Efik people that were heavily involved in the slave trade got their merchandise when they capture people when they go to war. They also get their merchandise when they set confusion in the communities they target. After that, they then kidnap the people and send them to Calabar where they sell them. The Efik were active slave traders and were known in the international market around the 18th century. The Efik rulers signed the papers to stop their exportation of slaves in 1841.

In Efik culture, they have several secret societies that maintain law and order. They have the Ekpe, Nsibidi, and Nyana Nyaku. The Ekpe society elaborates on the system of symbols which is the “nsibidi”. 

After the Efik people stopped their dealings with slave trading, they started exporting palm oil, rubber, barwood, redwood and ivory. The Efik have been international traders for as long as time can tell. They did business with the English, Dutch, French and Portuguese.

The Efik people are known for their sumptuous delicacies such as Edikang Ikong soup, Afang soup, Ekpang Nkukwo, Afia erere, Editan soup, Atama soup, Ukwoho, and other amazing dishes. Another dish prepared by the Efik people is called Iwewe. This dish is served to toddlers and the elderly. It is a dish prepared with boiled yam that is mashed and prepared with little palm oil. The Efik people are lovers of fish and meat. They cook their dishes with enough meat and fish and plenty of crayfish. In typical Efik delicacies, you can find dog meat. They also cook with goats and chickens. They produce their drinks such as ” ufofop”(dry gin), “mmin efik” (palm wine), “nnayannyana” (lemongrass tea), and “mmin eyop”. 

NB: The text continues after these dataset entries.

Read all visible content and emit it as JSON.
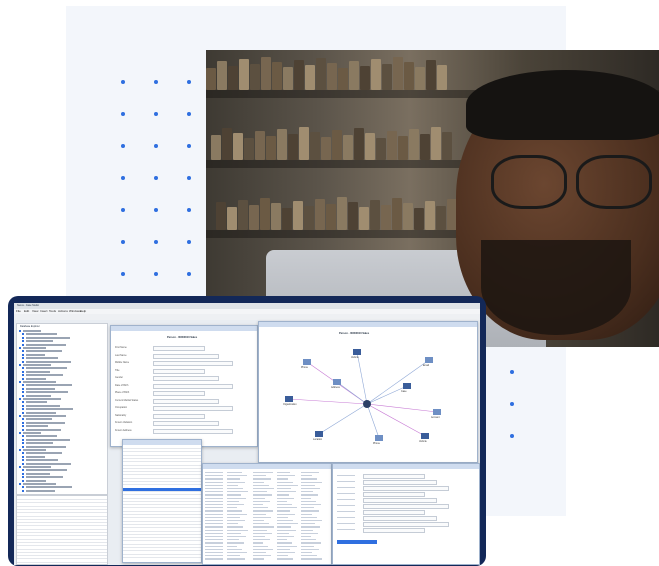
{
  "app": {
    "title": "Nexus - Case Studio",
    "menu": [
      "File",
      "Edit",
      "View",
      "Insert",
      "Tools",
      "Actions",
      "Windows",
      "Help"
    ],
    "tree_root": "Database Explorer"
  },
  "person_window": {
    "title": "Person - 00000010 Sales",
    "fields": [
      "First Name",
      "Last Name",
      "Middle Name",
      "Title",
      "Gender",
      "Date of Birth",
      "Place of Birth",
      "Current Marital Status",
      "Occupation",
      "Nationality",
      "Known Variation",
      "Known Address"
    ]
  },
  "graph_window": {
    "title": "Person - 00000010 Sales",
    "nodes": [
      "Phone",
      "Vehicle",
      "Email",
      "Organization",
      "Address",
      "Case",
      "Account",
      "Location"
    ]
  },
  "colors": {
    "accent": "#2f6fe0",
    "frame": "#132858",
    "panel": "#f3f6fb"
  }
}
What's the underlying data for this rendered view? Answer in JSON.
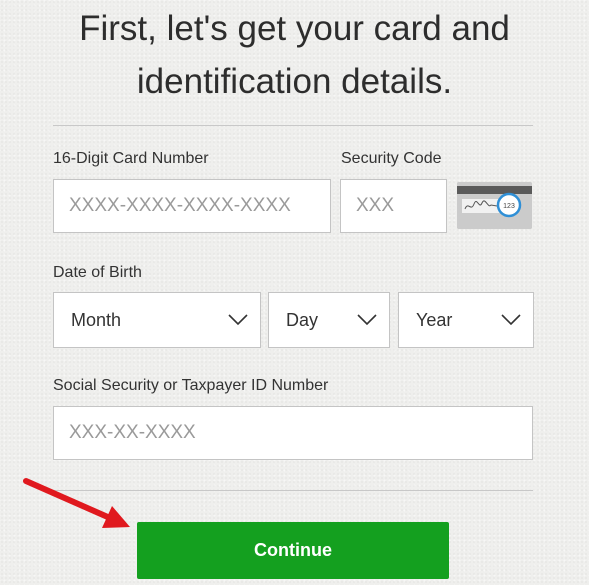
{
  "heading": {
    "line1": "First, let's get your card and",
    "line2": "identification details."
  },
  "card_number": {
    "label": "16-Digit Card Number",
    "placeholder": "XXXX-XXXX-XXXX-XXXX",
    "value": ""
  },
  "security_code": {
    "label": "Security Code",
    "placeholder": "XXX",
    "value": "",
    "card_hint_text": "123"
  },
  "date_of_birth": {
    "label": "Date of Birth",
    "month": "Month",
    "day": "Day",
    "year": "Year"
  },
  "ssn": {
    "label": "Social Security or Taxpayer ID Number",
    "placeholder": "XXX-XX-XXXX",
    "value": ""
  },
  "continue_button": {
    "label": "Continue"
  },
  "colors": {
    "primary_button": "#14a01f",
    "annotation_arrow": "#e0191e",
    "security_hint_circle": "#2f8fd6"
  }
}
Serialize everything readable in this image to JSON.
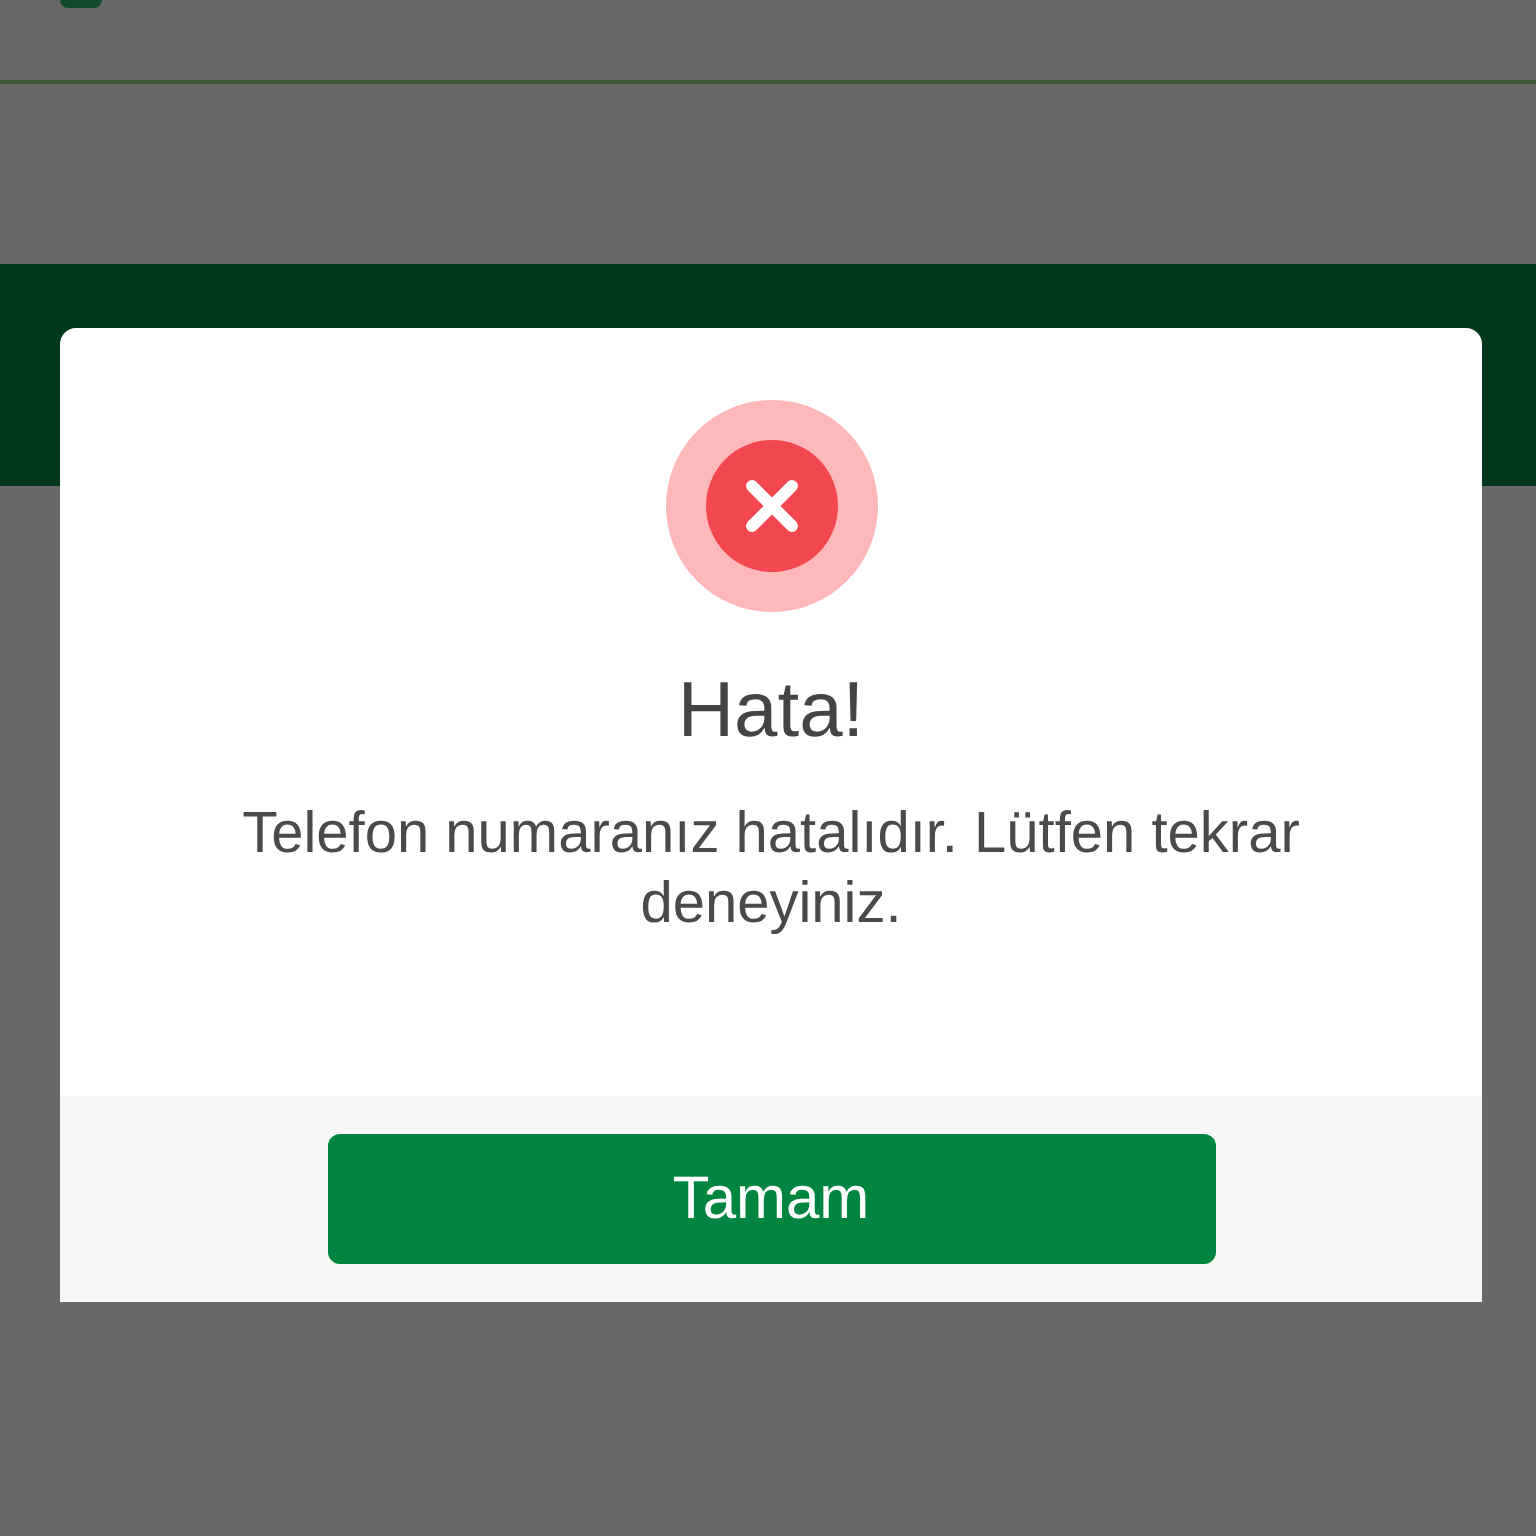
{
  "dialog": {
    "title": "Hata!",
    "message": "Telefon numaranız hatalıdır. Lütfen tekrar deneyiniz.",
    "buttons": [
      {
        "label": "Tamam"
      }
    ]
  }
}
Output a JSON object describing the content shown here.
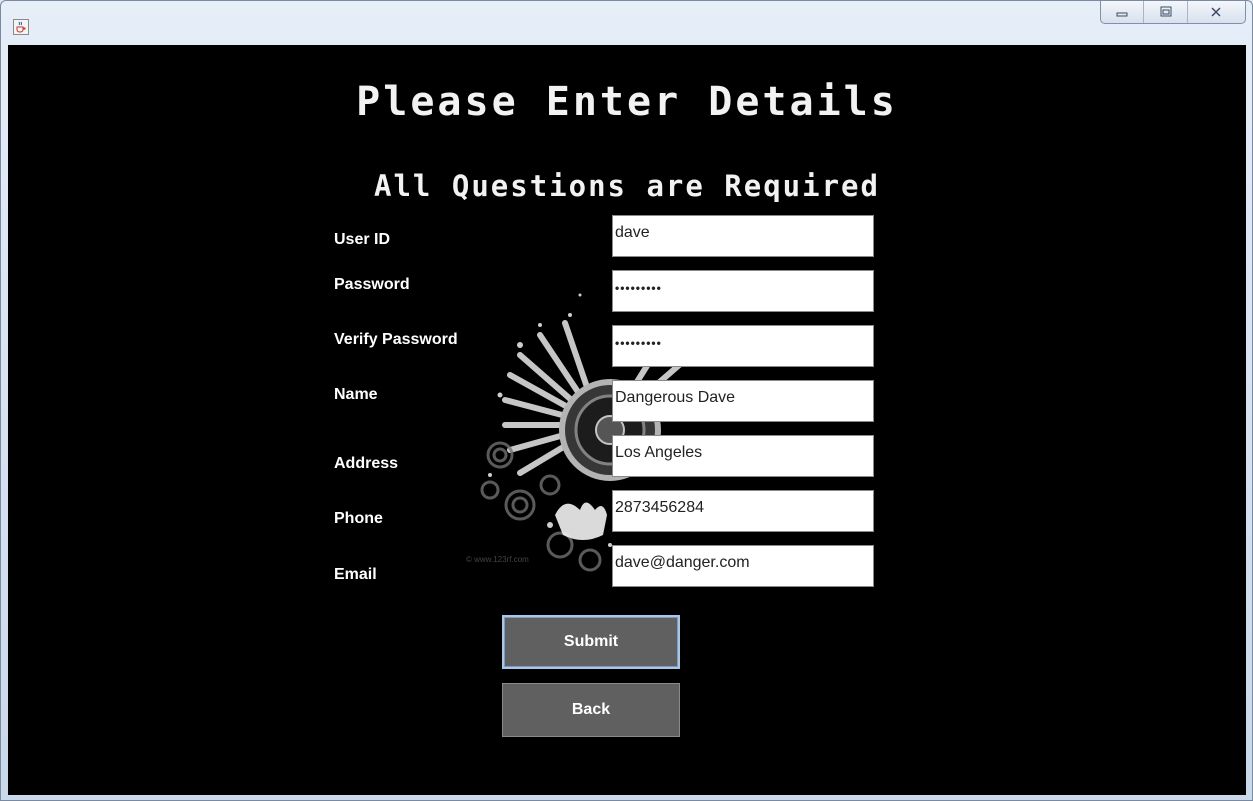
{
  "window": {
    "icon": "java-cup-icon",
    "controls": [
      "minimize-icon",
      "maximize-icon",
      "close-icon"
    ]
  },
  "header": {
    "title": "Please Enter Details",
    "subtitle": "All Questions are Required"
  },
  "form": {
    "fields": [
      {
        "label": "User ID",
        "value": "dave",
        "type": "text"
      },
      {
        "label": "Password",
        "value": "•••••••••",
        "type": "password"
      },
      {
        "label": "Verify Password",
        "value": "•••••••••",
        "type": "password"
      },
      {
        "label": "Name",
        "value": "Dangerous Dave",
        "type": "text"
      },
      {
        "label": "Address",
        "value": "Los Angeles",
        "type": "text"
      },
      {
        "label": "Phone",
        "value": "2873456284",
        "type": "text"
      },
      {
        "label": "Email",
        "value": "dave@danger.com",
        "type": "text"
      }
    ]
  },
  "buttons": {
    "submit": "Submit",
    "back": "Back"
  },
  "background": {
    "image": "speaker-wings-splash-icon",
    "watermark": "© www.123rf.com"
  },
  "colors": {
    "background": "#000000",
    "button": "#606060",
    "text": "#ffffff",
    "focus": "#a9c6e6"
  }
}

Before the colonial period, the Efik people wore clothes made from raffia palm(ndam). They also wore a gown called ikpaya. It was also made from the raffia palm. Back then, before the Europeans influenced dressing, an average Efik woman adorned her legs and arms with brass rings. The women that adorned theirs with ivory accessories were rich and influential.  When the missionaries then arrived in 1846, they then influenced the dressing of the Efik women. The women started wearing big dresses that were sown like the Victorian style. These dresses are known as ” onyonyo”. To date, the onyonyo is worn by Efik women during big festivals and weddings. It is a common occurrence for an Efik bride to wear two onyonyo in her traditional marriage. For an average Efik man, the traditional wear comprises a white long-sleeved shirt, a long Neckerchief made from costly material which is known as “okpomkpom”. This outfit is worn with a wrapper that is tied around the waist. The wrapper is known as ” usobo”.

Other notable cultures in Nigeria include but are not limited to Urhobo-Isoko Culture, Ijaw Culture, Itsekiri Culture, Tiv Culture, Edo-Bini Culture, Kanuri Culture, Igbira culture, Igala culture, Nupe, Gwari, Igede, Idoma, and others.